Comité de coordination et de surveillance des risques systémiques : Le risque macroéconomique jugé «modéré»

Comité de coordination et de surveillance des risques systémiques : Le risque macroéconomique jugé «modéré»

Légère décélération des crédits bancaires alloués aux entreprises non financières. Ce ralentissement recouvre une diminution du crédit destiné aux entreprises au moment où celui accordé aux entreprises privées affiche une hausse modérée.

Toutefois, le taux de défauts des entreprises non financières se situe toujours à un niveau encore élevé et ce en dépit du léger repli observé. Il s’agit là de l’un des constats faits par le comité de coordination et de surveillance des risques systémiques lors de sa réunion tenue jeudi 5 juillet au siège de Bank Al-Maghrib. Ce comité, révélant globalement un niveau de risque macroéconomique modéré au niveau national, souligne par ailleurs le niveau élevé des délais de paiement des créances inter-entreprises, notamment pour les TPME et certains secteurs d’activité.

Une conclusion tirée d’une étude réalisée par la banque centrale portant sur un échantillon d’environ 72.000 entreprises non financières privées et publiques. «Cette situation constatée ces dernières années accentue la pression sur les trésoreries des entreprises et appelle, encore une fois, à la mise en œuvre effective de la réforme du cadre législatif et réglementaire relatif aux délais de paiement», relève-t-on dans ce sens de Bank Al-Maghrib. Le comité de coordination et de surveillance des risques systémiques atteste par ailleurs de la consolidation de la situation financière du secteur bancaire dans une conjoncture encore porteuse de risque. Les banques marocaines ont affiché une amélioration de leur rentabilité en 2017, et ce à la faveur d’une baisse du coût du risque de crédit et d’une bonne performance des activités opérées à l’étranger.

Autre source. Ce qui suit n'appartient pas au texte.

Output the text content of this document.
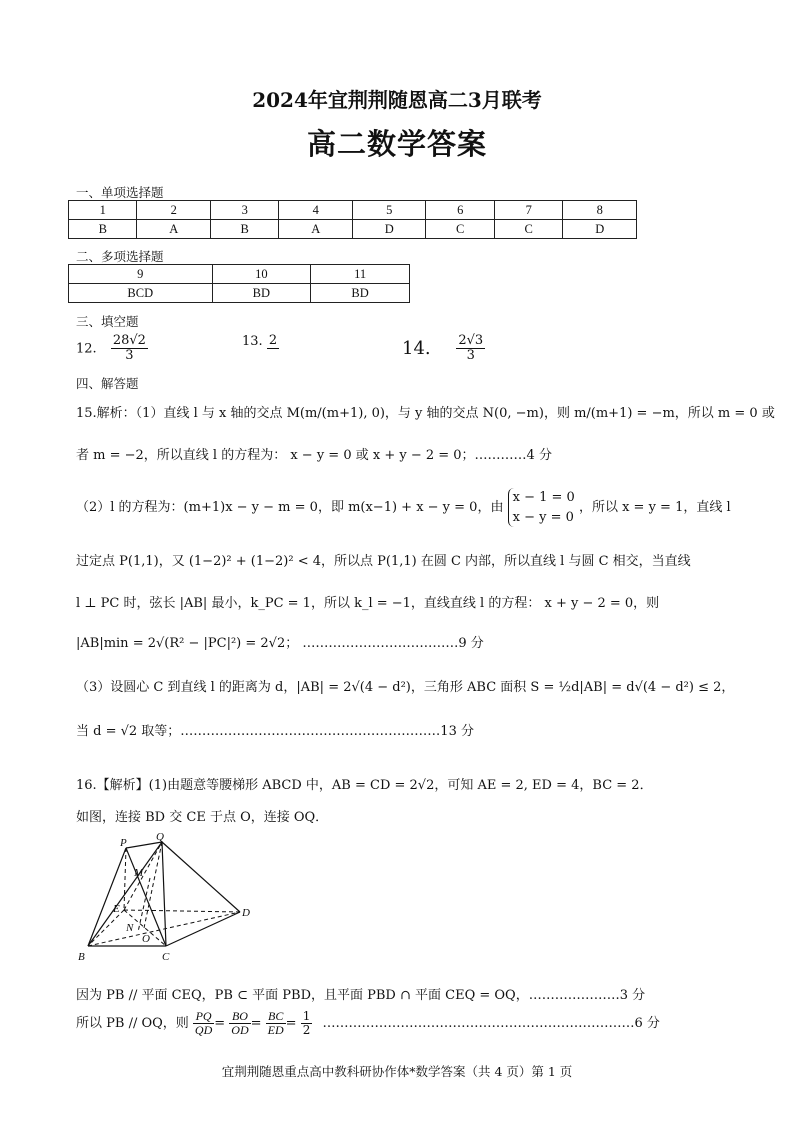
2024年宜荆荆随恩高二3月联考
高二数学答案
一、单项选择题
1	2	3	4	5	6	7	8
B	A	B	A	D	C	C	D
二、多项选择题
9	10	11
BCD	BD	BD
三、填空题
12. $\frac{28√2}{3}$	13. 2	14. $\frac{2√3}{3}$
四、解答题
15.解析：（1）直线 l 与 x 轴的交点 M(m/(m+1), 0)，与 y 轴的交点 N(0, −m)，则 m/(m+1) = −m，所以 m = 0 或
者 m = −2，所以直线 l 的方程为： x − y = 0 或 x + y − 2 = 0；…………4 分
（2）l 的方程为：(m+1)x − y − m = 0，即 m(x−1) + x − y = 0，由
x − 1 = 0
x − y = 0
，所以 x = y = 1，直线 l
过定点 P(1,1)，又 (1−2)² + (1−2)² < 4，所以点 P(1,1) 在圆 C 内部，所以直线 l 与圆 C 相交，当直线
l ⊥ PC 时，弦长 |AB| 最小，k_PC = 1，所以 k_l = −1，直线直线 l 的方程： x + y − 2 = 0，则
|AB|min = 2√(R² − |PC|²) = 2√2； ………………………………9 分
（3）设圆心 C 到直线 l 的距离为 d，|AB| = 2√(4 − d²)，三角形 ABC 面积 S = ½d|AB| = d√(4 − d²) ≤ 2，
当 d = √2 取等；……………………………………………………13 分
16.【解析】(1)由题意等腰梯形 ABCD 中，AB = CD = 2√2，可知 AE = 2, ED = 4，BC = 2．
如图，连接 BD 交 CE 于点 O，连接 OQ．
P	Q
M
E
N
O
D
B	C
因为 PB // 平面 CEQ，PB ⊂ 平面 PBD，且平面 PBD ∩ 平面 CEQ = OQ，…………………3 分
所以 PB // OQ，则 $\frac{PQ}{QD} = \frac{BO}{OD} = \frac{BC}{ED} = \frac{1}{2}$ ………………………………………………………………6 分
宜荆荆随恩重点高中教科研协作体*数学答案（共 4 页）第 1 页
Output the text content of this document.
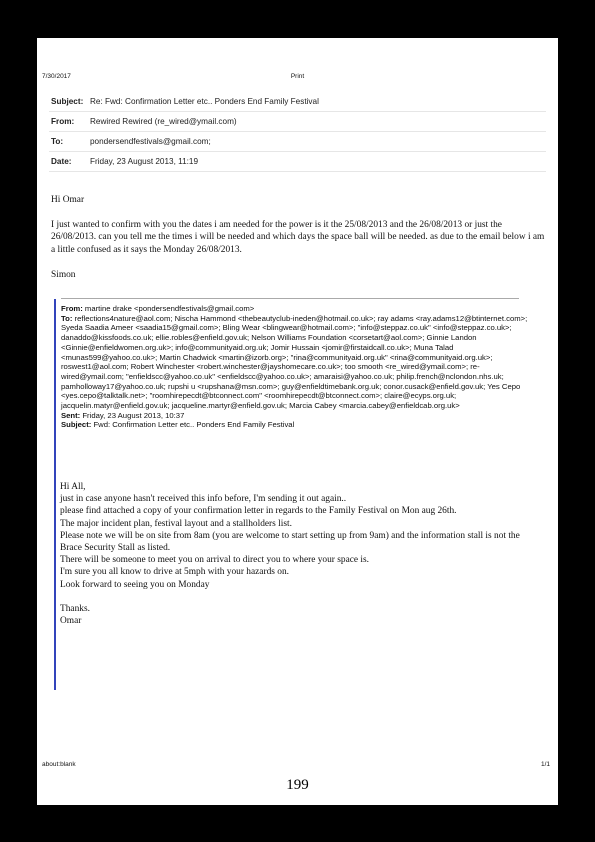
7/30/2017	Print
Subject:	Re: Fwd: Confirmation Letter etc.. Ponders End Family Festival
From:	Rewired Rewired (re_wired@ymail.com)
To:	pondersendfestivals@gmail.com;
Date:	Friday, 23 August 2013, 11:19

Hi Omar

I just wanted to confirm with you the dates i am needed for the power is it the 25/08/2013 and the 26/08/2013 or just the 26/08/2013. can you tell me the times i will be needed and which days the space ball will be needed. as due to the email below i am a little confused as it says the Monday 26/08/2013.

Simon

From: martine drake <pondersendfestivals@gmail.com>
To: reflections4nature@aol.com; Nischa Hammond <thebeautyclub-ineden@hotmail.co.uk>; ray adams <ray.adams12@btinternet.com>; Syeda Saadia Ameer <saadia15@gmail.com>; Bling Wear <blingwear@hotmail.com>; "info@steppaz.co.uk" <info@steppaz.co.uk>; danaddo@kissfoods.co.uk; ellie.robles@enfield.gov.uk; Nelson Williams Foundation <corsetart@aol.com>; Ginnie Landon <Ginnie@enfieldwomen.org.uk>; info@communityaid.org.uk; Jomir Hussain <jomir@firstaidcall.co.uk>; Muna Talad <munas599@yahoo.co.uk>; Martin Chadwick <martin@izorb.org>; "rina@communityaid.org.uk" <rina@communityaid.org.uk>; roswest1@aol.com; Robert Winchester <robert.winchester@jayshomecare.co.uk>; too smooth <re_wired@ymail.com>; re-wired@ymail.com; "enfieldscc@yahoo.co.uk" <enfieldscc@yahoo.co.uk>; amaraisi@yahoo.co.uk; philip.french@nclondon.nhs.uk; pamholloway17@yahoo.co.uk; rupshi u <rupshana@msn.com>; guy@enfieldtimebank.org.uk; conor.cusack@enfield.gov.uk; Yes Cepo <yes.cepo@talktalk.net>; "roomhirepecdt@btconnect.com" <roomhirepecdt@btconnect.com>; claire@ecyps.org.uk; jacquelin.matyr@enfield.gov.uk; jacqueline.martyr@enfield.gov.uk; Marcia Cabey <marcia.cabey@enfieldcab.org.uk>
Sent: Friday, 23 August 2013, 10:37
Subject: Fwd: Confirmation Letter etc.. Ponders End Family Festival
Hi All,
just in case anyone hasn't received this info before, I'm sending it out again..
please find attached a copy of your confirmation letter in regards to the Family Festival on Mon aug 26th.
The major incident plan, festival layout and a stallholders list.
Please note we will be on site from 8am (you are welcome to start setting up from 9am) and the information stall is not the Brace Security Stall as listed.
There will be someone to meet you on arrival to direct you to where your space is.
I'm sure you all know to drive at 5mph with your hazards on.
Look forward to seeing you on Monday
Thanks.
Omar
about:blank	1/1
199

En ce qui concerne la liquidité des banques en dirhams, cette dernière a connu un resserrement en lien avec l’accroissement de leur position en devises. «La conduite des tests de résistance montre une bonne résilience des banques à différents scénarii de stress y compris ceux reflétant une détérioration des conditions macroéconomiques. Les banques restent, toutefois, vulnérables aux chocs portant sur le défaut de leurs plus grandes contreparties», peut-on déduire du comité. Il ressort également que les banques, dans un contexte de taux d’intérêt bas, sont exposées à un risque de taux accru en lien avec l’allongement de la maturité de leur portefeuille crédits et la prédominance des taux d’intérêt fixes, particulièrement au titre des crédits à l’habitat. La solidité a également été observée au niveau du secteur des assurances. Le rendement des capitaux propres maintient sa progression passant de 9,4% en 2016 à 10,6% en 2017.

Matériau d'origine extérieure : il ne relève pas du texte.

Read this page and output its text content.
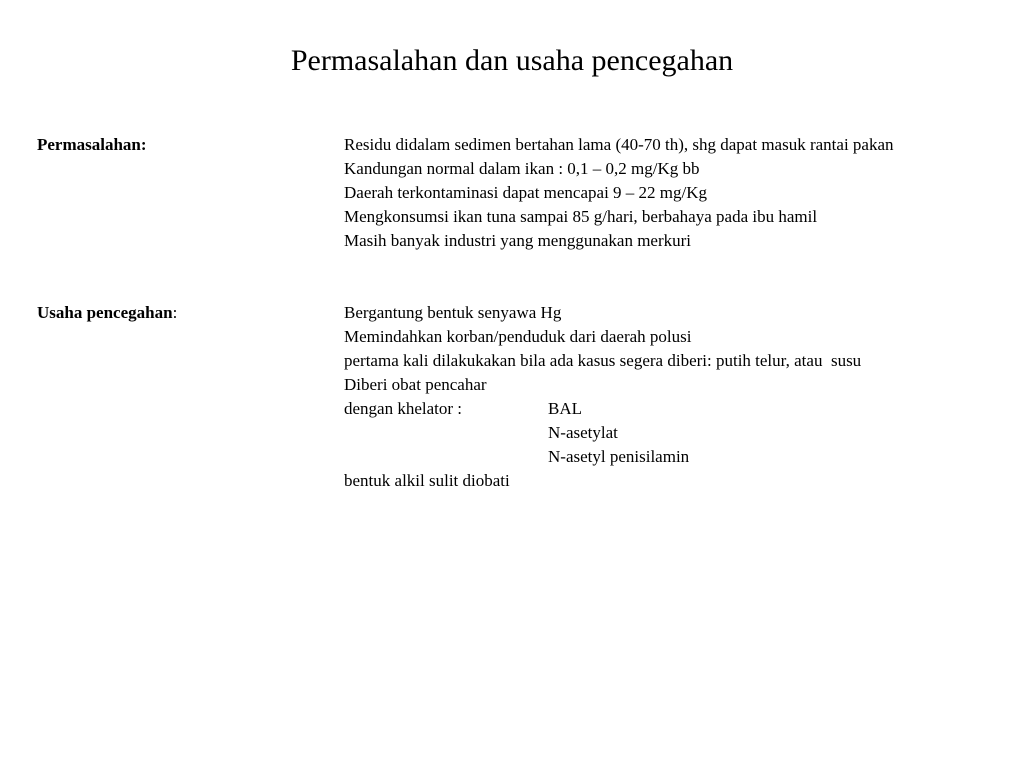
Permasalahan dan usaha pencegahan
Permasalahan:	Residu didalam sedimen bertahan lama (40-70 th), shg dapat masuk rantai pakan
Kandungan normal dalam ikan : 0,1 – 0,2 mg/Kg bb
Daerah terkontaminasi dapat mencapai 9 – 22 mg/Kg
Mengkonsumsi ikan tuna sampai 85 g/hari, berbahaya pada ibu hamil
Masih banyak industri yang menggunakan merkuri
Usaha pencegahan:	Bergantung bentuk senyawa Hg
Memindahkan korban/penduduk dari daerah polusi
pertama kali dilakukakan bila ada kasus segera diberi: putih telur, atau  susu
Diberi obat pencahar
dengan khelator :
bentuk alkil sulit diobati
BAL
N-asetylat
N-asetyl penisilamin
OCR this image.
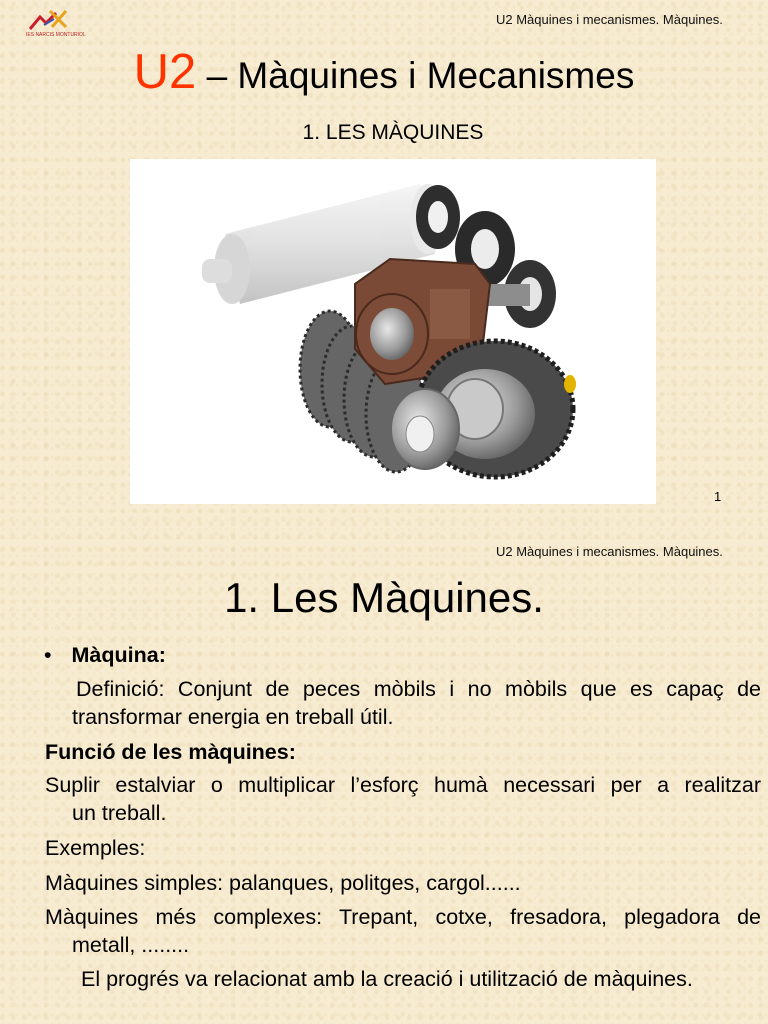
IES NARCIS MONTURIOL
U2 Màquines i mecanismes. Màquines.
U2 – Màquines i Mecanismes
1. LES MÀQUINES
1
U2 Màquines i mecanismes. Màquines.
1. Les Màquines.
• Màquina:
Definició: Conjunt de peces mòbils i no mòbils que es capaç de
transformar energia en treball útil.
Funció de les màquines:
Suplir estalviar o multiplicar l’esforç humà necessari per a realitzar
un treball.
Exemples:
Màquines simples: palanques, politges, cargol......
Màquines més complexes: Trepant, cotxe, fresadora, plegadora de
metall, ........
El progrés va relacionat amb la creació i utilització de màquines.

Le comité indique par ailleurs que «les plus-values latentes susceptibles d’être dégagées par les portefeuilles d’actifs des entreprises d’assurances et de réassurance ont connu une nouvelle hausse en relation avec la performance du marché boursier enregistrée en 2017». Et de préciser que sur le plan prudentiel, les taux de couverture des engagements techniques des entreprises d’assurances sont supérieurs aux minimas réglementaires. Il est utile de souligner que le secteur des assurances continue de dégager une marge de solvabilité, en couverture du risque de souscription, largement supérieure au minimum réglementaire.

S’agissant du marché de la dette privée, le comité a rappelé l’introduction de nouveaux instruments destinés exclusivement aux investisseurs qualifiés. L’analyse des dernières statistiques démontre à fin mai un repli des émissions de dettes privées. Ces dernières ont reculé de 28% à fin mai 2018 par rapport à la même période de l’année 2017. Les établissements de crédit ont bénéficié dans ce sens des deux-tiers de l’ensemble des émissions. Le cinquième mois de l’année a également été marqué par une progression de 4% de l’actif net sous gestion. L’activité de prêt de titre a également observé une amélioration. L’encours a grimpé à 20,9 milliards de dirhams au premier trimestre de l’année au moment où il se situait autour de 15 milliards à la même période de l’année passée. Notons que le cadre législatif de cette activité est en cours d’amendement favorisant ainsi son développement et renforçant par conséquent les exigences en termes de couverture du risque de contrepartie.